多词表达的抽取方法基本分为基于统计的方法和基于规则的方法。基于规则的方法一般是具体研究某一种类型如动词短语结构等或局限于某一个特定领域,基于统计的方法则可以抽取形式独立的多词表达,也就是利用统计信息无差别的抽取各种结构和领域的多词表达。然而,现有的统计方法面临的问题有:一维互信息需要人工设定阈值,对不同数据存在适应性问题,局限于多词的二元结构,无法一次获取多词组合的多词表达,且需分步实现,多词表达库建设的准确度低。The extraction methods of multi-word expressions are basically divided into statistical methods and rule-based methods. Rule-based methods generally study a certain type such as verb phrase structure or are limited to a specific field, while statistics-based methods can extract multi-word expressions with independent forms, that is, use statistical information to extract various expressions without distinction. Multi-word expressions for structures and domains. However, the problems faced by the existing statistical methods are: one-dimensional mutual information needs to manually set the threshold, there is an adaptability problem to different data, it is limited to the binary structure of multi-words, and it is impossible to obtain multi-word expressions of multi-word combinations at one time. And it needs to be implemented step by step, and the accuracy of multi-word expression database construction is low.

发明内容Contents of the invention

本发明的首要目的在于提供一种一次性获取多词组合的多词表达,无需分步实现,有效提高多词表达抽取利用率,提高了多词表达库建设的准确度。The primary purpose of the present invention is to provide a multi-word expression that obtains multi-word combinations at one time without step-by-step implementation, effectively improves the utilization rate of multi-word expression extraction, and improves the accuracy of multi-word expression database construction.
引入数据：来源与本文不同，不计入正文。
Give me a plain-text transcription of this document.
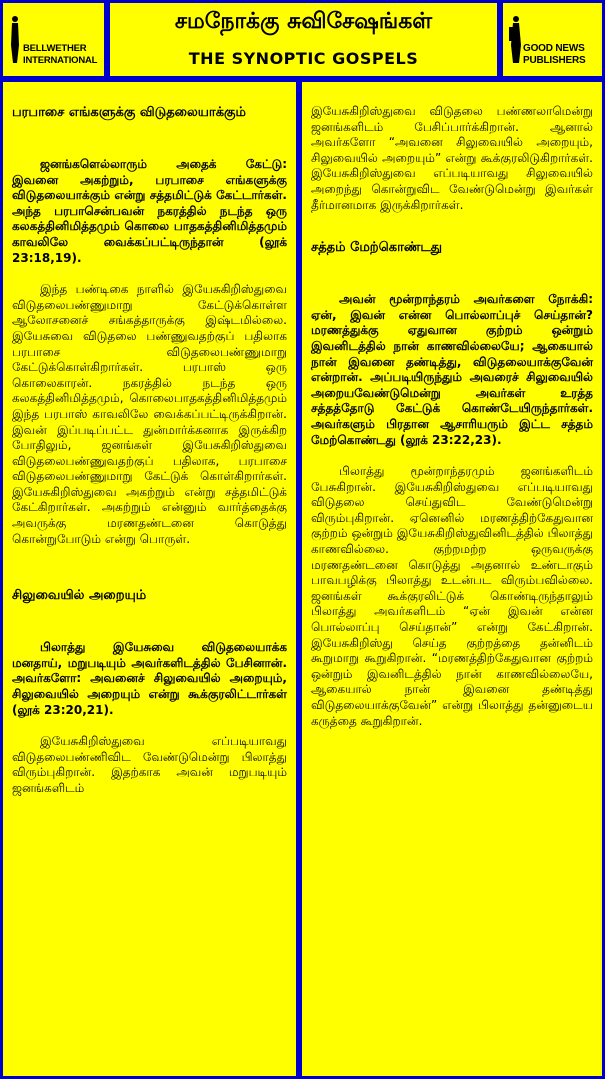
BELLWETHER
INTERNATIONAL
சமநோக்கு சுவிசேஷங்கள்
THE SYNOPTIC GOSPELS
GOOD NEWS
PUBLISHERS

பரபாசை எங்களுக்கு விடுதலையாக்கும்

ஜனங்களெல்லாரும் அதைக் கேட்டு: இவனை அகற்றும், பரபாசை எங்களுக்கு விடுதலையாக்கும் என்று சத்தமிட்டுக் கேட்டார்கள். அந்த பரபாசென்பவன் நகரத்தில் நடந்த ஒரு கலகத்தினிமித்தமும் கொலை பாதகத்தினிமித்தமும் காவலிலே வைக்கப்பட்டிருந்தான் (லூக் 23:18,19).

இந்த பண்டிகை நாளில் இயேசுகிறிஸ்துவை விடுதலைபண்ணுமாறு கேட்டுக்கொள்ள ஆலோசனைச் சங்கத்தாருக்கு இஷ்டமில்லை. இயேசுவை விடுதலை பண்ணுவதற்குப் பதிலாக பரபாசை விடுதலைபண்ணுமாறு கேட்டுக்கொள்கிறார்கள். பரபாஸ் ஒரு கொலைகாரன். நகரத்தில் நடந்த ஒரு கலகத்தினிமித்தமும், கொலைபாதகத்தினிமித்தமும் இந்த பரபாஸ் காவலிலே வைக்கப்பட்டிருக்கிறான். இவன் இப்படிப்பட்ட துன்மார்க்கனாக இருக்கிற போதிலும், ஜனங்கள் இயேசுகிறிஸ்துவை விடுதலைபண்ணுவதற்குப் பதிலாக, பரபாசை விடுதலைபண்ணுமாறு கேட்டுக் கொள்கிறார்கள். இயேசுகிறிஸ்துவை அகற்றும் என்று சத்தமிட்டுக் கேட்கிறார்கள். அகற்றும் என்னும் வார்த்தைக்கு அவருக்கு மரணதண்டனை கொடுத்து கொன்றுபோடும் என்று பொருள்.

சிலுவையில் அறையும்

பிலாத்து இயேசுவை விடுதலையாக்க மனதாய், மறுபடியும் அவர்களிடத்தில் பேசினான். அவர்களோ: அவனைச் சிலுவையில் அறையும், சிலுவையில் அறையும் என்று கூக்குரலிட்டார்கள் (லூக் 23:20,21).

இயேசுகிறிஸ்துவை எப்படியாவது விடுதலைபண்ணிவிட வேண்டுமென்று பிலாத்து விரும்புகிறான். இதற்காக அவன் மறுபடியும் ஜனங்களிடம்

இயேசுகிறிஸ்துவை விடுதலை பண்ணலாமென்று ஜனங்களிடம் பேசிப்பார்க்கிறான். ஆனால் அவர்களோ “அவனை சிலுவையில் அறையும், சிலுவையில் அறையும்” என்று கூக்குரலிடுகிறார்கள். இயேசுகிறிஸ்துவை எப்படியாவது சிலுவையில் அறைந்து கொன்றுவிட வேண்டுமென்று இவர்கள் தீர்மானமாக இருக்கிறார்கள்.

சத்தம் மேற்கொண்டது

அவன் மூன்றாந்தரம் அவர்களை நோக்கி: ஏன், இவன் என்ன பொல்லாப்புச் செய்தான்? மரணத்துக்கு ஏதுவான குற்றம் ஒன்றும் இவனிடத்தில் நான் காணவில்லையே; ஆகையால் நான் இவனை தண்டித்து, விடுதலையாக்குவேன் என்றான். அப்படியிருந்தும் அவரைச் சிலுவையில் அறையவேண்டுமென்று அவர்கள் உரத்த சத்தத்தோடு கேட்டுக் கொண்டேயிருந்தார்கள். அவர்களும் பிரதான ஆசாரியரும் இட்ட சத்தம் மேற்கொண்டது (லூக் 23:22,23).

பிலாத்து மூன்றாந்தரமும் ஜனங்களிடம் பேசுகிறான். இயேசுகிறிஸ்துவை எப்படியாவது விடுதலை செய்துவிட வேண்டுமென்று விரும்புகிறான். ஏனெனில் மரணத்திற்கேதுவான குற்றம் ஒன்றும் இயேசுகிறிஸ்துவினிடத்தில் பிலாத்து காணவில்லை. குற்றமற்ற ஒருவருக்கு மரணதண்டனை கொடுத்து அதனால் உண்டாகும் பாவபழிக்கு பிலாத்து உடன்பட விரும்பவில்லை. ஜனங்கள் கூக்குரலிட்டுக் கொண்டிருந்தாலும் பிலாத்து அவர்களிடம் “ஏன் இவன் என்ன பொல்லாப்பு செய்தான்” என்று கேட்கிறான். இயேசுகிறிஸ்து செய்த குற்றத்தை தன்னிடம் கூறுமாறு கூறுகிறான். “மரணத்திற்கேதுவான குற்றம் ஒன்றும் இவனிடத்தில் நான் காணவில்லையே, ஆகையால் நான் இவனை தண்டித்து விடுதலையாக்குவேன்” என்று பிலாத்து தன்னுடைய கருத்தை கூறுகிறான்.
为实现上述目的,本发明采用了以下技术方案,一种多词表达抽取方法,该方法包括下列顺序的步骤:In order to achieve the above object, the present invention adopts the following technical solutions, a multi-word expression extraction method, the method includes the steps of the following order:

(1)文档库采用分词和词性标注的预处理,形成源语言文档;(1) The document library adopts preprocessing of word segmentation and part-of-speech tagging to form source language documents;

(2)计算多文档中相邻词汇的互信息,并进一步计算互信息序列前后的跳变信息;(2) Calculate the mutual information of adjacent words in multiple documents, and further calculate the jump information before and after the mutual information sequence;

(3)将互信息序列与跳变信息序列构成二维互信息集合;(3) The mutual information sequence and the jump information sequence constitute a two-dimensional mutual information set;

(4)二维互信息集合采用分类器为多词表达内点和外点,选多内点链接构建多词表达。(4) The two-dimensional mutual information set uses a classifier to express inliers and outliers for multi-words, and selects multi-inlier links to construct multi-word expressions.

进一步的,在所述步骤(1)中,针对收集文档库的所有文档进行中文分词、词性标注和命名实体识别、词性选择的预处理构成有特定次序的候选词汇集合。Further, in the step (1), the preprocessing of Chinese word segmentation, part-of-speech tagging, named entity recognition, and part-of-speech selection is performed on all documents in the collected document library to form a set of candidate words in a specific order.

进一步的,所述步骤(2)包括以下顺序的步骤:Further, said step (2) includes the steps in the following order:

(a)计算多文档中所有相邻词汇的互信息;(a) Calculate the mutual information of all adjacent words in multiple documents;

(b)计算互信息序列前后的跳变信息。(b) Calculate the jump information before and after the mutual information sequence.

进一步的,所述步骤(3)中,根据互信息序列与跳变信息序列对应位置点,构建二维互信息(MIi,fi),多个二维互信息构成二维互信息集合。Further, in the step (3), two-dimensional mutual information (MI i , f i ) is constructed according to the corresponding position points of the mutual information sequence and the hopping information sequence, and a plurality of two-dimensional mutual information forms a two-dimensional mutual information set.

进一步的,所述步骤(4)中,采用分类器将二维互信息集合中所有点,划分为多词表达内点和外点两类,将包含内点的相邻词汇链接构成多词表达。Further, in the step (4), a classifier is used to divide all points in the two-dimensional mutual information set into two types of multi-word expression interior points and exterior points, and the adjacent vocabulary links containing interior points form multi-word expression .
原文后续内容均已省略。